Two years ago, Markos Scheer was sitting pretty. He had a comfortable job working as an attorney at the Williams, Kastner & Gibbs law firm, representing seafood companies and fishermen that operated from California to the Bering Sea. His family was living quite happily in Seattle, Washington, U.S.A.

Then he started learning about the potential of mariculture in Alaska.

Now, Scheer is the CEO of Premium Aquatics, which just received a lease from the state of Alaska on 1 April to open a 127-acre kelp and shellfish farm in Doyle Bay, off Prince of Wales Island, near Craig, Alaska.

“I believe that this is a transformational moment and advancement of the Alaska mariculture industry, which has a great future for sustainable, renewable, and non-extraction based economic development for coastal Alaska and Alaskans,” he said.

In an interview with SeafoodSource, Scheer said that after getting increasingly interested in mariculture as a board member of the Alaska Fisheries Development Foundation, which helped to launch the Alaska Mariculture Initiative in 2013, he felt a calling to get more personally involved in the industry.

"I moved to Prince of Wales Island in 1982 with my mother, who was working in reforestation.
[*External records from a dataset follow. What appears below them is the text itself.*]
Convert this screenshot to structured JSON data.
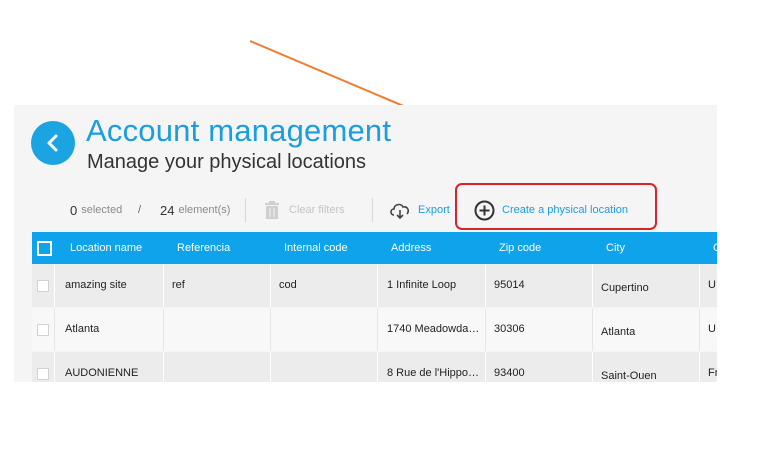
{
  "header": {
    "title": "Account management",
    "subtitle": "Manage your physical locations"
  },
  "toolbar": {
    "selected_count": "0",
    "selected_label": "selected",
    "divider": "/",
    "element_count": "24",
    "element_label": "element(s)",
    "clear_filters": "Clear filters",
    "export": "Export",
    "create": "Create a physical location"
  },
  "table": {
    "columns": [
      "Location name",
      "Referencia",
      "Internal code",
      "Address",
      "Zip code",
      "City",
      "C"
    ],
    "rows": [
      [
        "amazing site",
        "ref",
        "cod",
        "1 Infinite Loop",
        "95014",
        "Cupertino",
        "U"
      ],
      [
        "Atlanta",
        "",
        "",
        "1740 Meadowda…",
        "30306",
        "Atlanta",
        "U"
      ],
      [
        "AUDONIENNE",
        "",
        "",
        "8 Rue de l'Hippo…",
        "93400",
        "Saint-Ouen",
        "Fr"
      ]
    ]
  },
  "colors": {
    "accent": "#0ea3ea",
    "title": "#1b9ede",
    "highlight": "#d9232a",
    "arrow": "#ed7d31"
  }
}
From 1985 to 1997, I worked for a seafood company in Alaska, and for 20 years, I represented seafood companies [with interests in Alaska],” he said. “All of this fits together. Those interests brought me into the creation of the Alaska Mariculture Initiative, and that’s what opened the pathway to starting [Premium Aquatics].”
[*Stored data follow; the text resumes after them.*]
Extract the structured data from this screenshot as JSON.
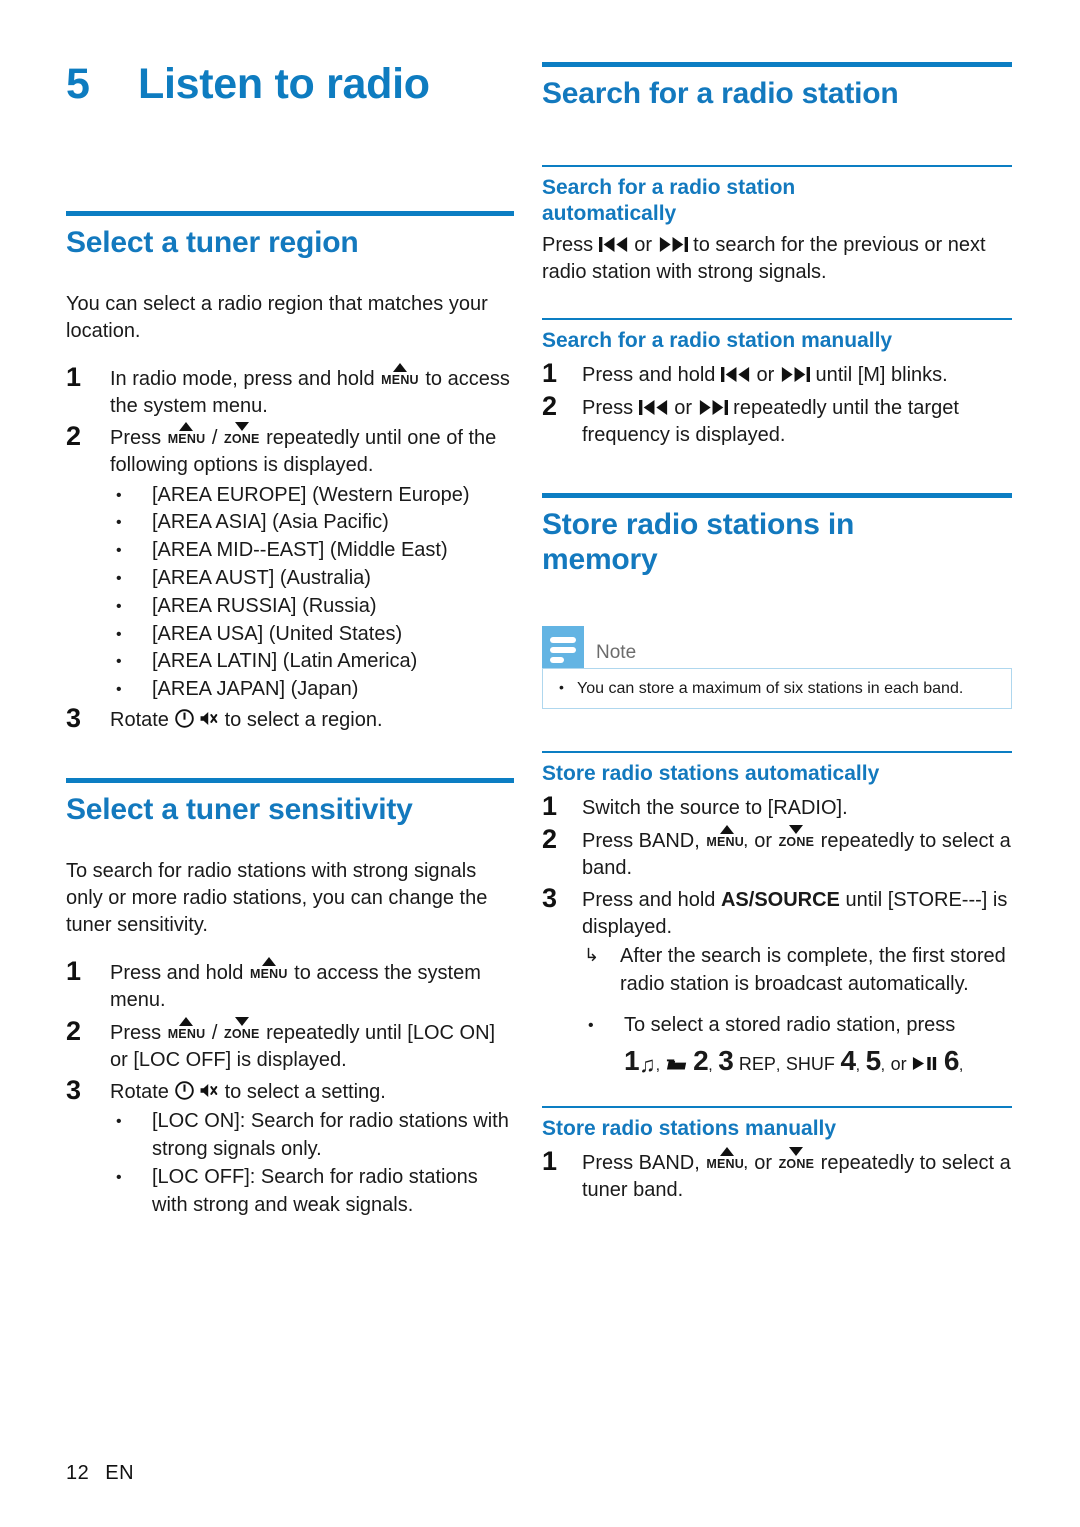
{
  "chapter": {
    "number": "5",
    "title": "Listen to radio"
  },
  "footer": {
    "page_number": "12",
    "language": "EN"
  },
  "left_column": {
    "section1": {
      "heading": "Select a tuner region",
      "intro": "You can select a radio region that matches your location.",
      "steps": [
        {
          "num": "1",
          "parts": [
            "In radio mode, press and hold ",
            "MENU",
            " to access the system menu."
          ]
        },
        {
          "num": "2",
          "parts": [
            "Press ",
            "MENU",
            " / ",
            "ZONE",
            " repeatedly until one of the following options is displayed."
          ]
        },
        {
          "num": "3",
          "parts": [
            "Rotate ",
            "power-icon",
            " ",
            "mute-icon",
            " to select a region."
          ]
        }
      ],
      "step1_a": "In radio mode, press and hold",
      "step1_b": "to access the system menu.",
      "menu_label": "MENU",
      "zone_label": "ZONE",
      "step2_a": "Press",
      "step2_sep": "/",
      "step2_b": "repeatedly until one of the following options is displayed.",
      "step3_a": "Rotate",
      "step3_b": "to select a region.",
      "areas": [
        {
          "code": "[AREA EUROPE]",
          "desc": "(Western Europe)"
        },
        {
          "code": "[AREA ASIA]",
          "desc": "(Asia Pacific)"
        },
        {
          "code": "[AREA MID--EAST]",
          "desc": "(Middle East)"
        },
        {
          "code": "[AREA AUST]",
          "desc": "(Australia)"
        },
        {
          "code": "[AREA RUSSIA]",
          "desc": "(Russia)"
        },
        {
          "code": "[AREA USA]",
          "desc": "(United States)"
        },
        {
          "code": "[AREA LATIN]",
          "desc": "(Latin America)"
        },
        {
          "code": "[AREA JAPAN]",
          "desc": "(Japan)"
        }
      ]
    },
    "section2": {
      "heading": "Select a tuner sensitivity",
      "intro": "To search for radio stations with strong signals only or more radio stations, you can change the tuner sensitivity.",
      "step1_a": "Press and hold",
      "step1_b": "to access the system menu.",
      "step2_a": "Press",
      "step2_sep": "/",
      "step2_b": "repeatedly until [LOC ON] or [LOC OFF] is displayed.",
      "step3_a": "Rotate",
      "step3_b": "to select a setting.",
      "options": [
        {
          "code": "[LOC ON]",
          "desc": ": Search for radio stations with strong signals only."
        },
        {
          "code": "[LOC OFF]",
          "desc": ": Search for radio stations with strong and weak signals."
        }
      ]
    }
  },
  "right_column": {
    "section1": {
      "heading": "Search for a radio station",
      "sub1": {
        "heading_line1": "Search for a radio station",
        "heading_line2": "automatically",
        "text_a": "Press",
        "text_or": "or",
        "text_b": "to search for the previous or next radio station with strong signals."
      },
      "sub2": {
        "heading": "Search for a radio station manually",
        "step1_a": "Press and hold",
        "step1_or": "or",
        "step1_b": "until [M] blinks.",
        "step2_a": "Press",
        "step2_or": "or",
        "step2_b": "repeatedly until the target frequency is displayed."
      }
    },
    "section2": {
      "heading_line1": "Store radio stations in",
      "heading_line2": "memory",
      "note": {
        "label": "Note",
        "items": [
          "You can store a maximum of six stations in each band."
        ]
      },
      "sub1": {
        "heading": "Store radio stations automatically",
        "step1": "Switch the source to [RADIO].",
        "step2_a": "Press BAND,",
        "step2_menu": "MENU,",
        "step2_or": "or",
        "step2_zone": "ZONE",
        "step2_b": "repeatedly to select a band.",
        "step3_a": "Press and hold",
        "step3_kbd": "AS/SOURCE",
        "step3_b": "until [STORE---] is displayed.",
        "arrow_item": "After the search is complete, the first stored radio station is broadcast automatically.",
        "bullet_item": "To select a stored radio station, press",
        "presets": {
          "p1": "1",
          "music_icon": "music-note-icon",
          "folder_icon": "folder-icon",
          "p2": "2",
          "p3": "3",
          "rep": "REP",
          "shuf": "SHUF",
          "p4": "4",
          "p5": "5",
          "or": "or",
          "playpause_icon": "play-pause-icon",
          "p6": "6",
          "comma": ","
        }
      },
      "sub2": {
        "heading": "Store radio stations manually",
        "step1_a": "Press BAND,",
        "step1_menu": "MENU,",
        "step1_or": "or",
        "step1_zone": "ZONE",
        "step1_b": "repeatedly to select a tuner band."
      }
    }
  },
  "colors": {
    "brand_blue": "#1379BE",
    "rule_blue": "#0C7EC3",
    "note_icon_blue": "#63B4E3",
    "note_border": "#AFD7EE"
  }
}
In a 2014 concept paper, the Alaska Mariculture Initiative concluded the mariculture sector in Alaska could become a USD 1 billion (EUR 892.9 million) industry within the next 30 years. Scheer said by delving deep into the data contained in the report, he saw “incredible potential” waiting to be unlocked.

“The elements are all there for success,” Scheer said. “Coastal Alaska is a perfect place for mariculture. Existing infrastructure – primarily processing plants for salmon – are under-capacity. There are 8,000 fishing vessels registered in Alaska that are only used for a short period in the summer for the salmon runs. And people in Alaska know how to work on boats and use fishing gear.”

Seaweed and bivalve aquaculture – the proposed usage for Premium Aquatics’ farm – is also one of the most sustainable types of seafood production, Scheer said.

“It has such a good message of blending economic development and stewardship. I saw mariculture had this incredible ability to help build an industry that is sustainable and renewable and helps the people and economic development of coastal Alaska,” he said. “I spent a number of years studying it, and I saw there was just this need for someone to go out and do it. Eventually, I started thinking that maybe that guy ought to be me.”